3. Do you think you have found your "calling"/goal/niche/place in life?
I found my place in life at a young age... probably around 13-14. It hasn't really changed much since. It has, in many ways, defined my life, and the perceived plusses and negatives of that life, the entire time. It's probably fairer to say it found me, rather than my finding it, considering that I wasn't really looking for a purpose at the time.


4. Would you rather have a major debilitating physical deformity, or a severe mental handicap?
I suspect either would lead to me committing suicide, really, but I've always preferred physical handicap to mental handicap. I don't think my psyche or ego could handle a mental handicap that I wasn't born with, knowing that I used to be so much more mentally than I had become. It's one of the major reasons I fear senility, because that has the added possibility of not realizing what I've lost.


5. Which do you think is more harmful on a persons mental/emotional stability? Sexual abuse,physical abuse, or emotional abuse?
I don't think I've studied enough research data to back this up, but my instinct is that sexual abuse is almost alwaysa combination of physical and emotional abuse, and therefore tends to be worse than either one by itself.


6. Have you seen Rent(the movie yet) yet? and how do you think it compared to the musical?
I saw "Rent" two weekends ago in Rockville, MD, with rislyn. (She and rmoigneirndbt were the only two people I'd've been willing to go with, both due to emotional connections I make between them and the show.) Sound-wise, I enjoyed it a great deal more than the original broadway cast. Most of my dislike of the show originated in its sounding rough and unprofessional. I still didn't like Adam Pascal or ANthony Rapp particularly much, but I feel the songs that highlighted them sounded less rough.I definitely preferred the voice of Rosario Dawson to Daphne Rubin-Vega by a mile. Idina Menzel still made me want to stuff cotton in my ears. Jesse L. Martin still makes me want to be a gay man so I can really fall in love with his voice. Wilson Jermaine Heredia didn't do as much for me as the ANgel that came to Blacksburg, but then, Angel gets a lesser role in the movie.
Plot-wise, I'm still with Adam: a story about people who got AIDS through unprotected sex and heroin doesn't tug at my heatstrings. Having said that, the movie did a better job of getting me to sympathize with the characters than the recording or the broadway show did. In the tour's defense, however, that may be due to how the screen puts the characters and their faces closer to me than when I was in row X.
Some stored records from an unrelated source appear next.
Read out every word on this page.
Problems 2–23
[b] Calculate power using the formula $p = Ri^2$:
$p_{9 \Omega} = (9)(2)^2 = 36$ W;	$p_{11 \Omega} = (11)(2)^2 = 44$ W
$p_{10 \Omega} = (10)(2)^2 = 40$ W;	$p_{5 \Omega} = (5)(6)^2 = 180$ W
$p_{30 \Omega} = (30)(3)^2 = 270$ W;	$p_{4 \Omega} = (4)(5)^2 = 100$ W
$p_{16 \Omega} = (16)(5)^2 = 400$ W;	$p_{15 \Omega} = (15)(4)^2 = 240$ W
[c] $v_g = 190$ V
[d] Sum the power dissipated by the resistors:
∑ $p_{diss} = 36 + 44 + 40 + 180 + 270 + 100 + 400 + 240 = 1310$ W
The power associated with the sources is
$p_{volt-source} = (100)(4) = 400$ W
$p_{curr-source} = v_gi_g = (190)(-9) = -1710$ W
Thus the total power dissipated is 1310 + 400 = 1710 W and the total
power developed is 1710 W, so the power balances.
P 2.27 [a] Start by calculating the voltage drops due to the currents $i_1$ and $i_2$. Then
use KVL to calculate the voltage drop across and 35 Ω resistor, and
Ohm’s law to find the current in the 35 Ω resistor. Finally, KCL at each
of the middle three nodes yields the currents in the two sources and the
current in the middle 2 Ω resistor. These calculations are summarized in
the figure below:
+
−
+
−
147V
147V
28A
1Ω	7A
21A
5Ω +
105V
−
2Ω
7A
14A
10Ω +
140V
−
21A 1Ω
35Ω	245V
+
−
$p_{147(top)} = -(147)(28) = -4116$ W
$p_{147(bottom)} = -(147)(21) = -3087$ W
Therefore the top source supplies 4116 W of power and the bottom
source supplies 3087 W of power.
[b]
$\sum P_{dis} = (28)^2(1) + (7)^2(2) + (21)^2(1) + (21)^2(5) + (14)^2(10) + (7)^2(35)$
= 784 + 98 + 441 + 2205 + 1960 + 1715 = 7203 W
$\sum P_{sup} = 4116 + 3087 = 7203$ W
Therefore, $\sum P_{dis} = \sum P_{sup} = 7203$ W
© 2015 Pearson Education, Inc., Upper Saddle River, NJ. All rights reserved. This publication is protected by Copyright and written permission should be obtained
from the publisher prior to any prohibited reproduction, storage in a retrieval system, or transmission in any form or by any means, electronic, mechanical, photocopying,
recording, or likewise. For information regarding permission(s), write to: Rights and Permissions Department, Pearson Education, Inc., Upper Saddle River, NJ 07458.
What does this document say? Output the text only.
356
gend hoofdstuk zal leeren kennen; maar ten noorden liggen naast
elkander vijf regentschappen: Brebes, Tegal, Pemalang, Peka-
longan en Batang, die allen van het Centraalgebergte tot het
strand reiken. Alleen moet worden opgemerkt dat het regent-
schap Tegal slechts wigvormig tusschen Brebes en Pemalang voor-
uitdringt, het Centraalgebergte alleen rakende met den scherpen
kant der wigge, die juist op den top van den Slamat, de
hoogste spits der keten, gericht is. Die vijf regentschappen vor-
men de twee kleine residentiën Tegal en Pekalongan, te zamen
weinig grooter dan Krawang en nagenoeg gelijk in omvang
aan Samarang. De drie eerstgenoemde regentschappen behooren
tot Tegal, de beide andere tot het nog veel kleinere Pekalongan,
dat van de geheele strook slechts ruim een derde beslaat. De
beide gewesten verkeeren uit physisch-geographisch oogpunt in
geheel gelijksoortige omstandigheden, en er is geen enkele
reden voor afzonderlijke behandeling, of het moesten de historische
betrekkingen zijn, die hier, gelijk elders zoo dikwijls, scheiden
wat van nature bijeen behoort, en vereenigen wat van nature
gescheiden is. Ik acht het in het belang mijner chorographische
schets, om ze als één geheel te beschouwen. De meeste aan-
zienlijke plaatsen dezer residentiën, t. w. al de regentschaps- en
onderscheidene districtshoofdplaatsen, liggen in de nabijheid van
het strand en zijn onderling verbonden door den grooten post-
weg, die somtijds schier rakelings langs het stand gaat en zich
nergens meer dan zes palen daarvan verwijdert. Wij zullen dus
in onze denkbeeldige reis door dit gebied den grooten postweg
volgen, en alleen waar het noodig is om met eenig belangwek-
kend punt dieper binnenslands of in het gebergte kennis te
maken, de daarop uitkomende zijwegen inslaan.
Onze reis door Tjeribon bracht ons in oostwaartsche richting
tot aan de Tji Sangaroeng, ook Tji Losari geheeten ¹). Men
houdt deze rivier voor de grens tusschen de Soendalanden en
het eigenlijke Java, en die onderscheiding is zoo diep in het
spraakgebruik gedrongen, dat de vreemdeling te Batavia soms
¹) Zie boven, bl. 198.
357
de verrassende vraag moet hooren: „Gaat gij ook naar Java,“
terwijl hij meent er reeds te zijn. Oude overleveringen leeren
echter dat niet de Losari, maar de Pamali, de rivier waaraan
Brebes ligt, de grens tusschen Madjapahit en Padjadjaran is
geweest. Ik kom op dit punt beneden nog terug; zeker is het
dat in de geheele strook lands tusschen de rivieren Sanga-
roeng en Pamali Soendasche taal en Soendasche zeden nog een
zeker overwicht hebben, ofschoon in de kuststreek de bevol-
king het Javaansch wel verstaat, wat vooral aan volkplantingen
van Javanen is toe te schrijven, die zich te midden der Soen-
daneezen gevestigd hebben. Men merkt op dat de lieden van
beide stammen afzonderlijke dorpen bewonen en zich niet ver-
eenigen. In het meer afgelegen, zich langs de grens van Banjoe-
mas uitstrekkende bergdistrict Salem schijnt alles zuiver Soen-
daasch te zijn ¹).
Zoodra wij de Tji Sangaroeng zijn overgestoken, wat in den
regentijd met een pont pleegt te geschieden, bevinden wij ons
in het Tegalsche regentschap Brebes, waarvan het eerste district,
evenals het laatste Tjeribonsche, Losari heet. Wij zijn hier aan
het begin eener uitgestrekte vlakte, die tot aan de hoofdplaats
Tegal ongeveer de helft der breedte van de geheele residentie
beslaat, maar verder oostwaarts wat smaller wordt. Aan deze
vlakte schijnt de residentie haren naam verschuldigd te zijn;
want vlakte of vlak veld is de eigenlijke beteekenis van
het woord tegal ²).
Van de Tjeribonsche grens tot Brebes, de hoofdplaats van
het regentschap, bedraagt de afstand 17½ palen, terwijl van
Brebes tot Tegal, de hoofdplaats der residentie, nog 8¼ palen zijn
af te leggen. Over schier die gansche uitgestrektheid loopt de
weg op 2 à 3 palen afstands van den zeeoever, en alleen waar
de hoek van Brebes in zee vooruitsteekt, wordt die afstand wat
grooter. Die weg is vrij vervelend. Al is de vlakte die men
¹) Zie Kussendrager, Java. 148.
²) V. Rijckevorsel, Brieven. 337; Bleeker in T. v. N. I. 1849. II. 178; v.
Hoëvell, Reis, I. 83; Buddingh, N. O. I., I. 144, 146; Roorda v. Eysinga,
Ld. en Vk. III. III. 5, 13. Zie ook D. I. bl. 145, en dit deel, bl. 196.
7. How do you think you affect the people surrounding you?
Literally, I affect the people around me by interacting with them. I think I am often more cognizant of the effect I have on others than many people are; while I don't think that makes me more responsible for my effects, I suppose it means that I'm definitionally more manipulative; I've just never through manipulation, when honest and open about it, is bad.
I think how much I affect people is generally proportional to how much they care about me. As far as I know, I've never ruined the life of anyone who didn't care about me.
The general process that I notice is that I start off with people in a slightly negative way that builds to a moderate to high positive, and then crashes into some sort of big ugly negative. The biggest variance occurs in the aftereffects of that. In a very few cases, it stayed at that negative point and never raised. In one or two, the cycle occured a second time. In most, however, there eventually forms either a more stable slightly positive effect or an overall seperation.
But that was all in terms of magnitude. In terms of type of affects... I think I often make people feel cared about. I think that's usually followed by making people feel that I've stopped caring. I often make people think about things they wouldn't otherwise think about. I'm usually frustrating, occassionally infuriating. Based on testimonials, I seem to occassionally increase people's desires for and tendencies toward blunt honesty.